Two other photographs showed the damaged exterior of the store and the adjacent notion store at 429 Lenox Avenue after the disorder. In an Associated Press photograph, published in the New York Times, New York Herald Tribune and Afro-American, smashed display windows and doors could be seen in both stores, together with debris piled in front of the hardware store, likely a combination of material from the ceiling and the display window. Notwithstanding the damage to the windows, both stores appeared to still contain significant amounts of merchandise. A police officer and a Black man stood to one side, in front of the distinctive sign of the business to the right of the hardware store seen in other photographs. Patrolmen were stationed outside a number of damaged businesses the day after the disorder so featured in photographs of other locations.
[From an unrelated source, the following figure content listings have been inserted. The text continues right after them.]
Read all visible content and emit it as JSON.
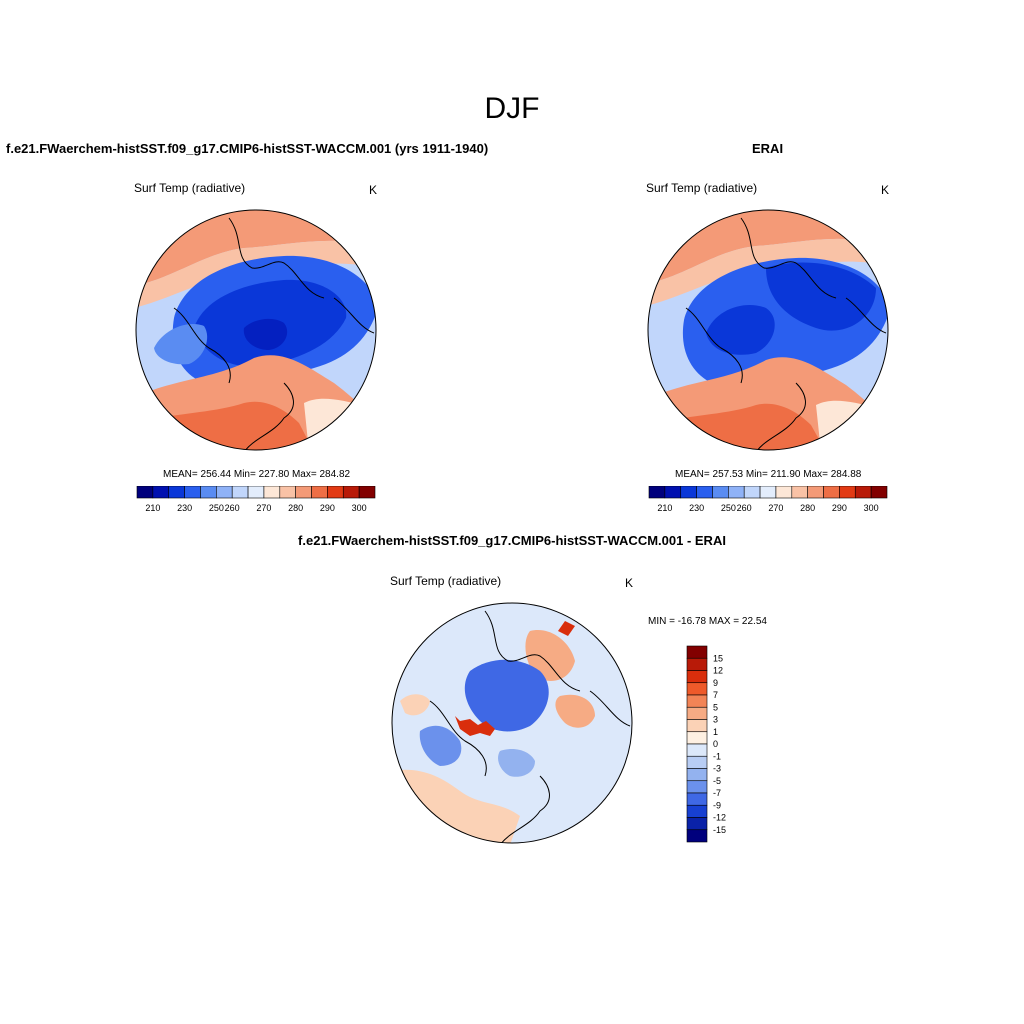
{
  "page_title": "DJF",
  "panels": {
    "model": {
      "case_title": "f.e21.FWaerchem-histSST.f09_g17.CMIP6-histSST-WACCM.001 (yrs 1911-1940)",
      "variable": "Surf Temp (radiative)",
      "units": "K",
      "stats": "MEAN= 256.44  Min= 227.80  Max= 284.82",
      "colorbar_ticks": [
        "210",
        "230",
        "250",
        "260",
        "270",
        "280",
        "290",
        "300"
      ]
    },
    "obs": {
      "case_title": "ERAI",
      "variable": "Surf Temp (radiative)",
      "units": "K",
      "stats": "MEAN= 257.53  Min= 211.90  Max= 284.88",
      "colorbar_ticks": [
        "210",
        "230",
        "250",
        "260",
        "270",
        "280",
        "290",
        "300"
      ]
    },
    "diff": {
      "case_title": "f.e21.FWaerchem-histSST.f09_g17.CMIP6-histSST-WACCM.001 - ERAI",
      "variable": "Surf Temp (radiative)",
      "units": "K",
      "stats": "MIN = -16.78 MAX =  22.54",
      "colorbar_ticks": [
        "15",
        "12",
        "9",
        "7",
        "5",
        "3",
        "1",
        "0",
        "-1",
        "-3",
        "-5",
        "-7",
        "-9",
        "-12",
        "-15"
      ]
    }
  },
  "colors": {
    "abs_scale": [
      "#00007d",
      "#0010b0",
      "#0a37d8",
      "#2a5fef",
      "#5a8cf2",
      "#8fb2f7",
      "#c1d6fb",
      "#e3edfc",
      "#fde7d7",
      "#f9c2a6",
      "#f49a77",
      "#ee6e45",
      "#e23a14",
      "#b81a08",
      "#820000"
    ],
    "diff_scale": [
      "#820000",
      "#b81a08",
      "#d92e0c",
      "#ee5a2a",
      "#f28456",
      "#f6ab84",
      "#fbd2b6",
      "#fef0e2",
      "#dce8fa",
      "#b8cdf4",
      "#93b2ef",
      "#6b91ec",
      "#3f68e5",
      "#1740d2",
      "#0a22a8",
      "#00007d"
    ]
  }
}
The Black man seemed to be posing for the camera, likely at the request of the photographer. A second photograph, published in the Daily Mirror, showed a man on a ladder boarding up the hardware store windows, matching the man and repairs seen in the background of the photograph of the interior damage. (None of the captions to these photographs gave precise locations for the businesses beyond it being on Lenox Avenue).
Notwithstanding the damage evident in the photographs, the presence of a hardware store at this address in the MCCH Business survey suggested that the store continued to operate in the months after the disorder. The name of the business operating when the Tax Department photograph was taken, between 1939 and 1941, was not visible; the sign did appear to be the one visible in the photograph of the firefighters taken in 1935.